The deal looked great when it was signed, but if the drug "falls short," McDonald said, "the stock is going to take a massive beating."

Too Much Value Tied To Deals?

Perhaps it's optimism that makes them do so, but investors can place too much significance on big pharma deals.

"It's probably the wrong way for investors to look at these relationships," McDonald said, adding that the partnerships "don't de-risk the clinical trials."

That's true for Human Genome Sciences Inc., which has a long-term collaboration with London-based GlaxoSmithKline plc. In July, GSK exercised its option to develop and commercialize LymphoStat-B (belimumab), for rheumatoid arthritis and lupus, but when the drug missed its overall primary endpoint in a Phase II lupus trial earlier this month, it was Rockville, Md.-based HGS' stock that was hammered, losing about 30 percent of its value. (See BioWorld Today, Oct. 6, 2005.)

"Everyone knows lupus trials are high risk," McDonald said. "Nevertheless, Wall Street put a premium on that product and on that stock based on the relationship with Glaxo, as though investors felt that Glaxo, in some way, shape or form, validated or de-risked that trial."

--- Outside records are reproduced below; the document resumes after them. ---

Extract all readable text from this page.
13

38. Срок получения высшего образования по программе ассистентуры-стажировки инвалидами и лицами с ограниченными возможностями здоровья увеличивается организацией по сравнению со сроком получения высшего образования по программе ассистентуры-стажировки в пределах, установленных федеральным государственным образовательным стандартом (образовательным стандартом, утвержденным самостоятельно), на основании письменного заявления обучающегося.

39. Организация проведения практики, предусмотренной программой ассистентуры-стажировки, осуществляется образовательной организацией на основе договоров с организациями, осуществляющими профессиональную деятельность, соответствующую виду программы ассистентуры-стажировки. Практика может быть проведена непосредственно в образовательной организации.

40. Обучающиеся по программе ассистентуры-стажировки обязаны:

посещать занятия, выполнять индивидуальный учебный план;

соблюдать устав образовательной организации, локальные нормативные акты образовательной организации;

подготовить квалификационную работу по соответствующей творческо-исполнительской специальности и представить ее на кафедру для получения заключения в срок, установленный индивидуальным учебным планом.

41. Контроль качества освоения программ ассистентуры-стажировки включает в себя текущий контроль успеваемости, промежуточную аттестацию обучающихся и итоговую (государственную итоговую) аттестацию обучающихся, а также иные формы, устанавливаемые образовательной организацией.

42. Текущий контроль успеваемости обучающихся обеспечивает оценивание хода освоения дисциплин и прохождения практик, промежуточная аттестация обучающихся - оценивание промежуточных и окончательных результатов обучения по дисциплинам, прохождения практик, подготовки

Big pharma can't strip a product of clinical risk, he said, but it can "validate the market opportunity."

For Pharma, Risk Is Necessary

Expect pharma to continue seeking out early products - the pipeline pressure has not gone away.

"It's a seller's market right now," Deloitte's Snyder told BioWorld Today. "Pharma companies are looking to boost pipelines that have gotten relatively dry through traditional methods. I think they're trying to balance their bets with some short-term, fairly certain revenue against some longer-term opportunities, much like an oil company that drills 10 holes to get one gusher."

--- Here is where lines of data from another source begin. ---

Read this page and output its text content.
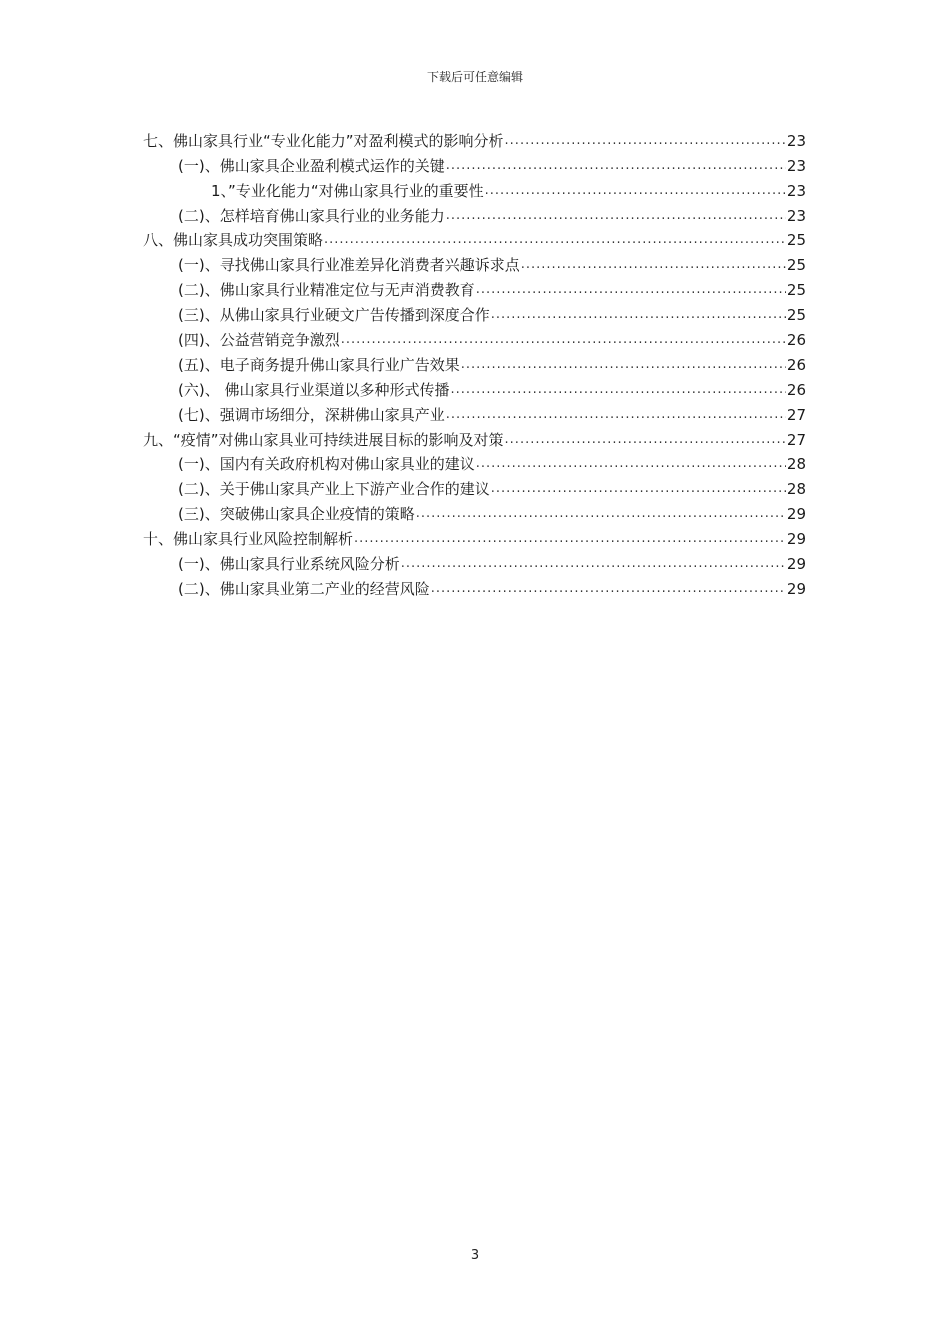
下载后可任意编辑
七、佛山家具行业“专业化能力”对盈利模式的影响分析 .....	23
(一)、佛山家具企业盈利模式运作的关键 .....	23
1、”专业化能力“对佛山家具行业的重要性 .....	23
(二)、怎样培育佛山家具行业的业务能力 .....	23
八、佛山家具成功突围策略 .....	25
(一)、寻找佛山家具行业准差异化消费者兴趣诉求点 .....	25
(二)、佛山家具行业精准定位与无声消费教育 .....	25
(三)、从佛山家具行业硬文广告传播到深度合作 .....	25
(四)、公益营销竞争激烈 .....	26
(五)、电子商务提升佛山家具行业广告效果 .....	26
(六)、 佛山家具行业渠道以多种形式传播 .....	26
(七)、强调市场细分，深耕佛山家具产业 .....	27
九、“疫情”对佛山家具业可持续进展目标的影响及对策 .....	27
(一)、国内有关政府机构对佛山家具业的建议 .....	28
(二)、关于佛山家具产业上下游产业合作的建议 .....	28
(三)、突破佛山家具企业疫情的策略 .....	29
十、佛山家具行业风险控制解析 .....	29
(一)、佛山家具行业系统风险分析 .....	29
(二)、佛山家具业第二产业的经营风险 .....	29
3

Snyder said to establish a potential win-win collaboration, the deal has to be structured to give both parties what they want. For pharma companies that means a commercially viable product, and for biotech it calls for an adequate royalty arrangement and long-term opportunities.

"For value to biotech, you have to look at the deal structure," he said, adding that in the survey for the Deloitte study, "all the companies said they are hoping for long-term control.

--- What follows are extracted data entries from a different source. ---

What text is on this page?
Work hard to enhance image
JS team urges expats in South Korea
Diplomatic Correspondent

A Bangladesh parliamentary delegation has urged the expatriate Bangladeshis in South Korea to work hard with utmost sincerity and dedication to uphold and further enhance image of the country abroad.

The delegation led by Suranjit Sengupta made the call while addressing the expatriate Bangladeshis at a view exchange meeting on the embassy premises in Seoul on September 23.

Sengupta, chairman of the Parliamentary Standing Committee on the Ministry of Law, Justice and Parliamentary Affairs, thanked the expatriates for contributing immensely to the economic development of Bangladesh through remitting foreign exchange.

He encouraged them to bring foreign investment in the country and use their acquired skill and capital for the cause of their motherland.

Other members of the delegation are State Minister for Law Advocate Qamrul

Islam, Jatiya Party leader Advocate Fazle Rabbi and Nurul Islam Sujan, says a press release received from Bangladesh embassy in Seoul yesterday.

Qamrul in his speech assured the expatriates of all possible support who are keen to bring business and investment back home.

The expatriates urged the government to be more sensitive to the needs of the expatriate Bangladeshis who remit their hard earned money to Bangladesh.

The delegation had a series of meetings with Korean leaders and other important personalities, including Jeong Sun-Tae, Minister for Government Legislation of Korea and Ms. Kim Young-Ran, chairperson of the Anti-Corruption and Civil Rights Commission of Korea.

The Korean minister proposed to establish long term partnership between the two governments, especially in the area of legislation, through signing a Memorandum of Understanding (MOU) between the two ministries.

"Very clearly, a lot of these small companies want to become fully integrated companies one day, so it's not a good idea to give up product rights in the long-term," he said. "So that can be a real risk for them, if the deal is not structured well."

But while an early deal adds a little more uncertainty to the mix, it's still far better than no deal at all.

"If I'm a small company," Snyder said, "I'd much rather have someone invest in me, than not have the chance to develop my product."